Pour mieux comprendre comment Sfera est devenu Ebbasta, un retour chronologique est nécessaire. Car si on peut naître riche et célèbre, cela n’a pas était le cas d’un artiste qui a pavé son parcours sur l’idée d’une revanche, sociale notamment. Enfant pas du franchement du genre à rester en place, le rappeur a grandi seul avec sa madre, plus précisément à Cinesello Balsamo. « Ciny » pour les intimes, lieu sacré par le bonhomme dans un clip éponyme paru en 2015. Le début de la gloire, déjà.

Si depuis pas mal de temps en France, le rap déroule dans les charts avec de gros scores et des sorties évènement consacrant des styles hybrides avec en point d’orgue le 5 décembre et les sorties simultanées des albums de Booba, Jul, Nekfeu et Rohff, chez nos voisins transalpins, les époques s’affrontent presque. Comme le note Genono, journaliste rap d’origine italienne, le rap italien compte « deux époques » : « Le rap actuel et celui d’il y a dix ou quinze ans qui ressemble au old school français. C’était un rap difficile à exporter car sans réelle innovation. En termes de format, on avait des morceaux très denses et la langue pouvait encore mal sonner à l’oreille d’un étranger. Aujourd’hui, c’est beaucoup plus espacé, des ad-libs sont là, ça rend quelque chose de beaucoup plus musical. »

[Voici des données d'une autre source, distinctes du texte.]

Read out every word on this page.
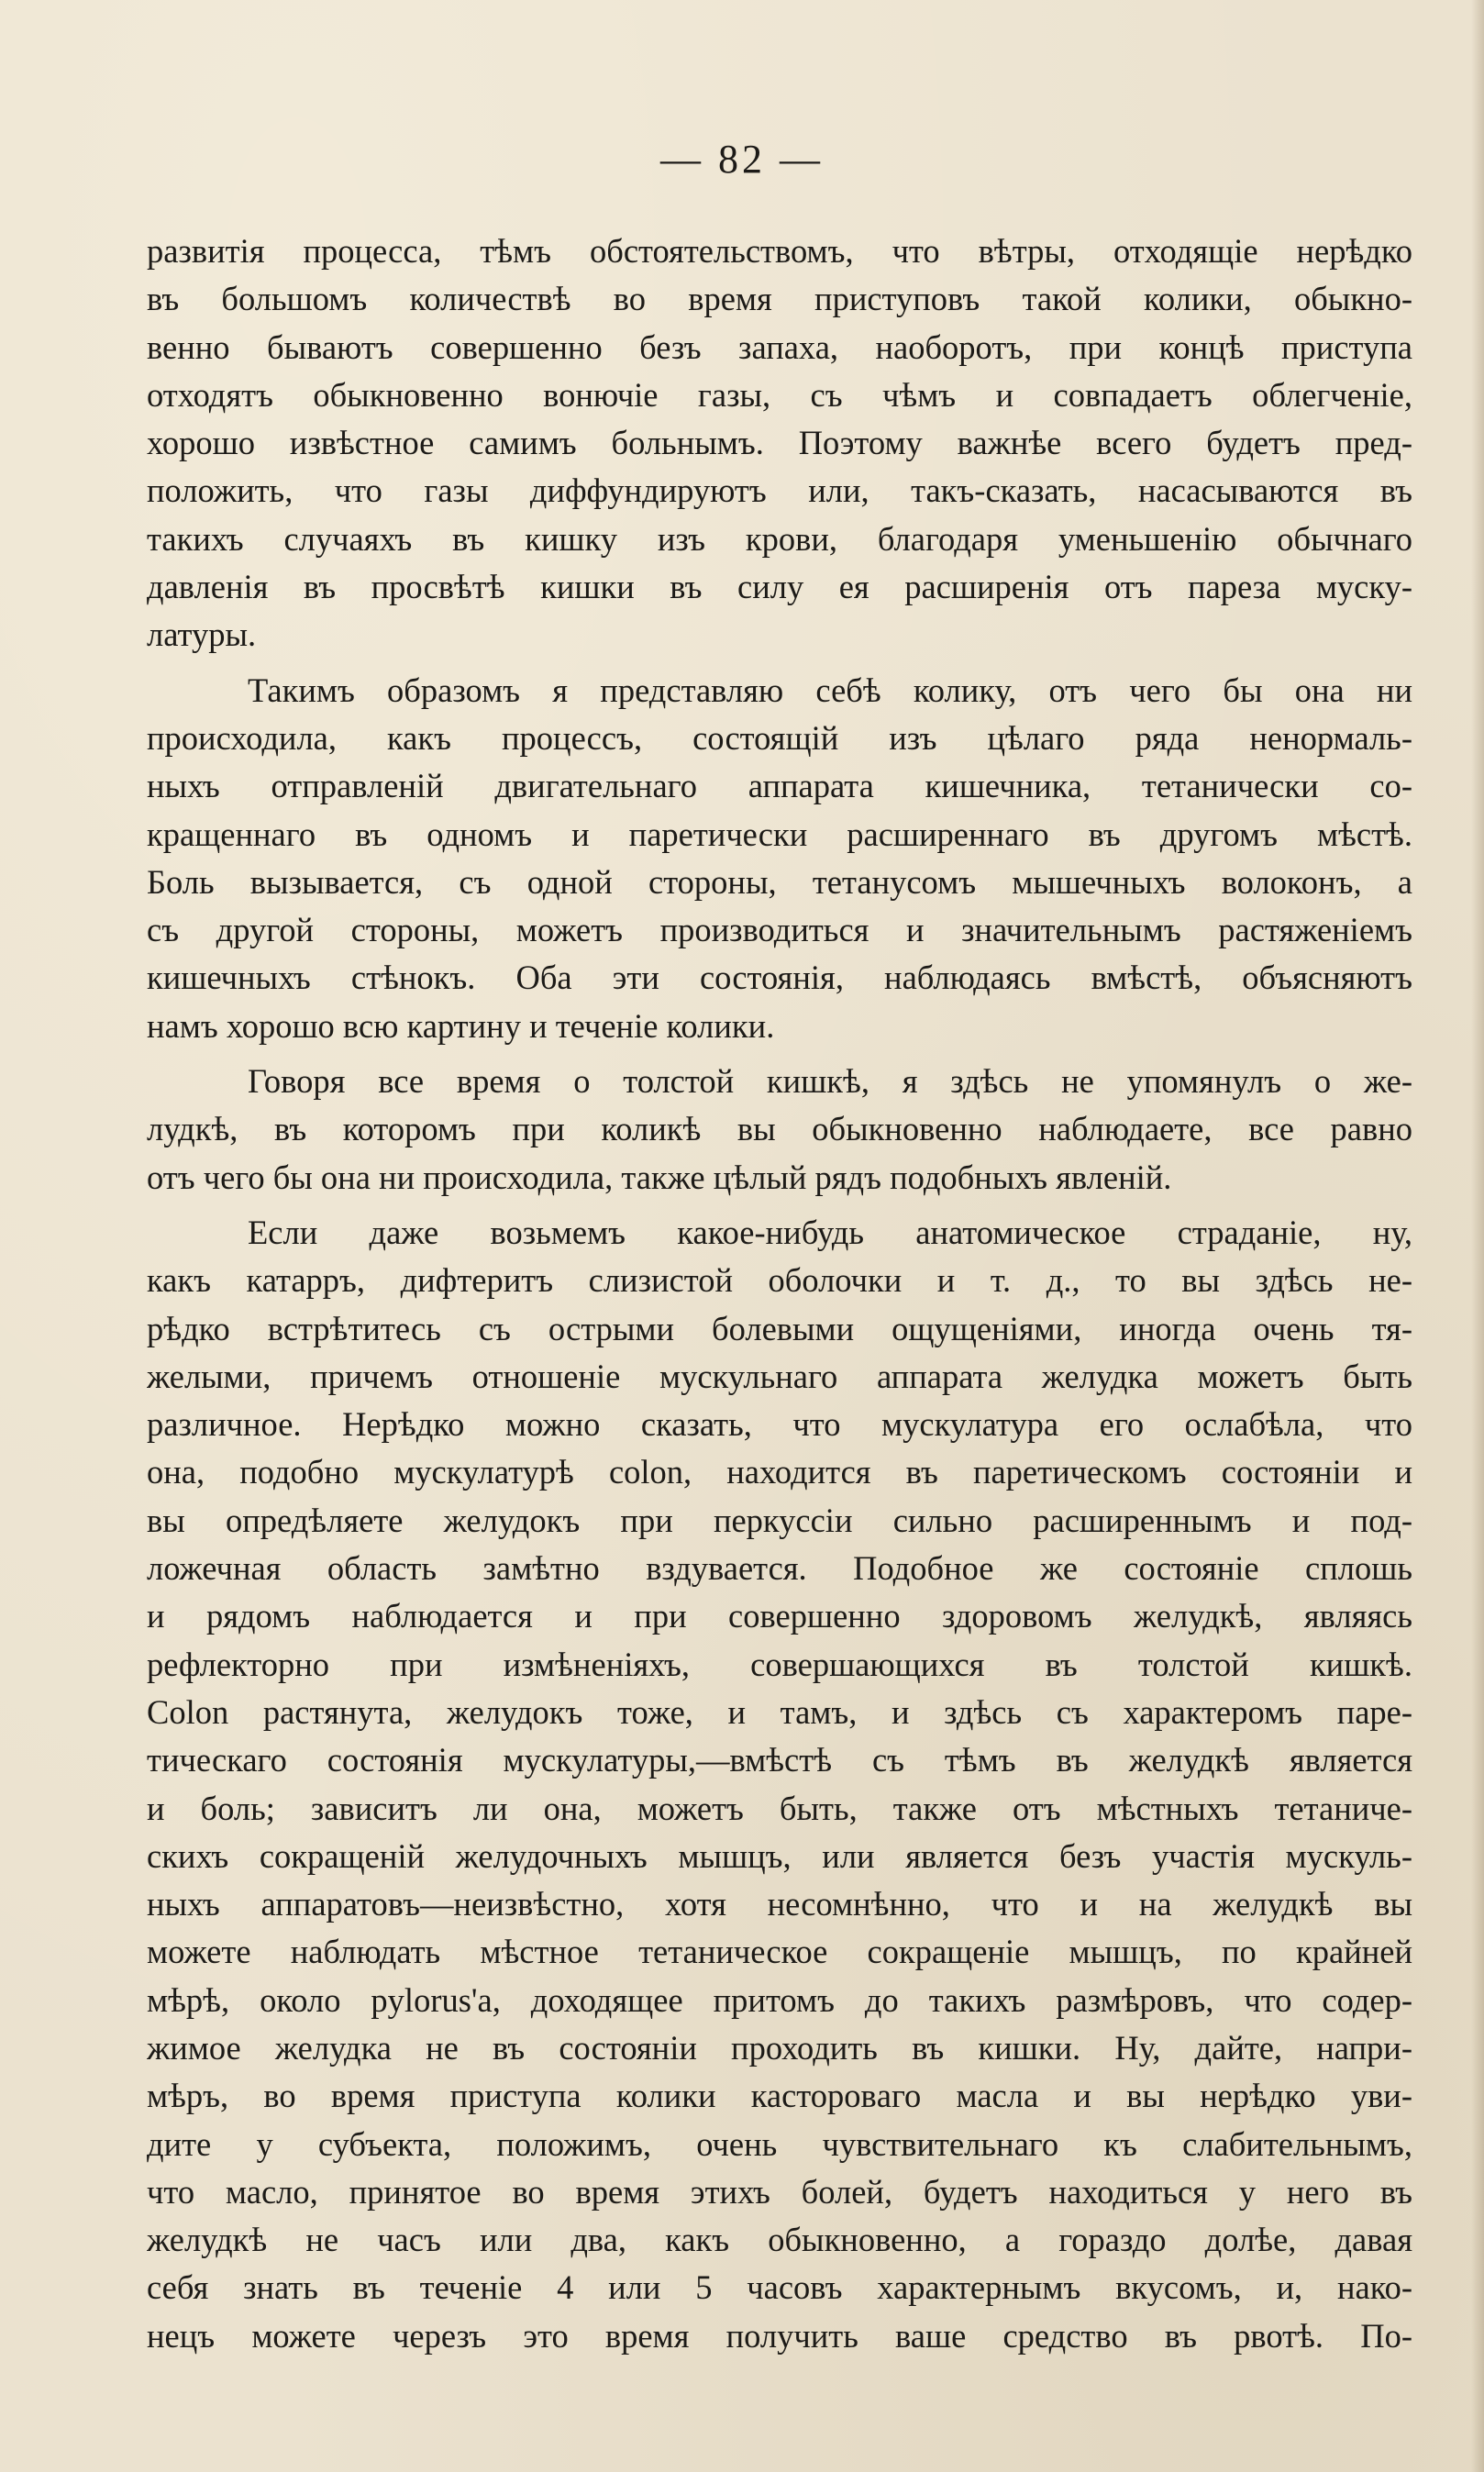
— 82 —
развитія процесса, тѣмъ обстоятельствомъ, что вѣтры, отходящіе нерѣдко
въ большомъ количествѣ во время приступовъ такой колики, обыкно-
венно бываютъ совершенно безъ запаха, наоборотъ, при концѣ приступа
отходятъ обыкновенно вонючіе газы, съ чѣмъ и совпадаетъ облегченіе,
хорошо извѣстное самимъ больнымъ. Поэтому важнѣе всего будетъ пред-
положить, что газы диффундируютъ или, такъ-сказать, насасываются въ
такихъ случаяхъ въ кишку изъ крови, благодаря уменьшенію обычнаго
давленія въ просвѣтѣ кишки въ силу ея расширенія отъ пареза муску-
латуры.
Такимъ образомъ я представляю себѣ колику, отъ чего бы она ни
происходила, какъ процессъ, состоящій изъ цѣлаго ряда ненормаль-
ныхъ отправленій двигательнаго аппарата кишечника, тетанически со-
кращеннаго въ одномъ и паретически расширеннаго въ другомъ мѣстѣ.
Боль вызывается, съ одной стороны, тетанусомъ мышечныхъ волоконъ, а
съ другой стороны, можетъ производиться и значительнымъ растяженіемъ
кишечныхъ стѣнокъ. Оба эти состоянія, наблюдаясь вмѣстѣ, объясняютъ
намъ хорошо всю картину и теченіе колики.
Говоря все время о толстой кишкѣ, я здѣсь не упомянулъ о же-
лудкѣ, въ которомъ при коликѣ вы обыкновенно наблюдаете, все равно
отъ чего бы она ни происходила, также цѣлый рядъ подобныхъ явленій.
Если даже возьмемъ какое-нибудь анатомическое страданіе, ну,
какъ катарръ, дифтеритъ слизистой оболочки и т. д., то вы здѣсь не-
рѣдко встрѣтитесь съ острыми болевыми ощущеніями, иногда очень тя-
желыми, причемъ отношеніе мускульнаго аппарата желудка можетъ быть
различное. Нерѣдко можно сказать, что мускулатура его ослабѣла, что
она, подобно мускулатурѣ colon, находится въ паретическомъ состояніи и
вы опредѣляете желудокъ при перкуссіи сильно расширеннымъ и под-
ложечная область замѣтно вздувается. Подобное же состояніе сплошь
и рядомъ наблюдается и при совершенно здоровомъ желудкѣ, являясь
рефлекторно при измѣненіяхъ, совершающихся въ толстой кишкѣ.
Colon растянута, желудокъ тоже, и тамъ, и здѣсь съ характеромъ паре-
тическаго состоянія мускулатуры,—вмѣстѣ съ тѣмъ въ желудкѣ является
и боль; зависитъ ли она, можетъ быть, также отъ мѣстныхъ тетаниче-
скихъ сокращеній желудочныхъ мышцъ, или является безъ участія мускуль-
ныхъ аппаратовъ—неизвѣстно, хотя несомнѣнно, что и на желудкѣ вы
можете наблюдать мѣстное тетаническое сокращеніе мышцъ, по крайней
мѣрѣ, около pylorus'а, доходящее притомъ до такихъ размѣровъ, что содер-
жимое желудка не въ состояніи проходить въ кишки. Ну, дайте, напри-
мѣръ, во время приступа колики касторовaго масла и вы нерѣдко уви-
дите у субъекта, положимъ, очень чувствительнаго къ слабительнымъ,
что масло, принятое во время этихъ болей, будетъ находиться у него въ
желудкѣ не часъ или два, какъ обыкновенно, а гораздо долѣе, давая
себя знать въ теченіе 4 или 5 часовъ характернымъ вкусомъ, и, нако-
нецъ можете черезъ это время получить ваше средство въ рвотѣ. По-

un artiste qui a pavé son parcours sur l’idée d’une revanche

Vous l’aurez compris, Sfera a choisi son camp. Dans ses projets XVDR (2015) et Sfera Ebbasta (2016) produits par l’excellent Charlie Charles, l’autotune, les envolées vocales, les airs de guitare sont légion, comme les références à la lean et les sorties introspectives. Des changements « encore plus perceptibles dans le rap italien que dans le rap français. En France, le changement s’est fait en douceur pendant qu’en Italie, les choses ont été plus radicales » d’après Genono. La musicalité est là, renforçant sa place dans l’équipe des modernistes du rap ausonien. Après avoir écouté Eminem, 50 Cent et Rick Ross dans sa jeunesse, le rappeur fait définitivement son trou localement, faisant figure de tête d’affiche au milieu des Dark Polo Gang, Ketama126, et autres Drefgold, Capo Plaza, etc. On vous prévient, ce n’est que le début…

L’ambition comme credo

Mais plus que son style musical, c’est par son envie de réussir que Sfera vise dans le mille. Cadrant ses frappes à chacune de ses sorties, il fait de son ambition une matrice parfaite pour avancer. « A chaque nouvelle sortie, il a une ambition supérieure à celle de son projet précédent. Pour donner des chiffres, Rockstar est quadruple platine. Aujourd’hui, il veut faire encore mieux, chose qu’il peut atteindre. Ce qui fait sa différence, c’est son ambition sans commune mesure avec les autres rappeurs italiens » explique Genono.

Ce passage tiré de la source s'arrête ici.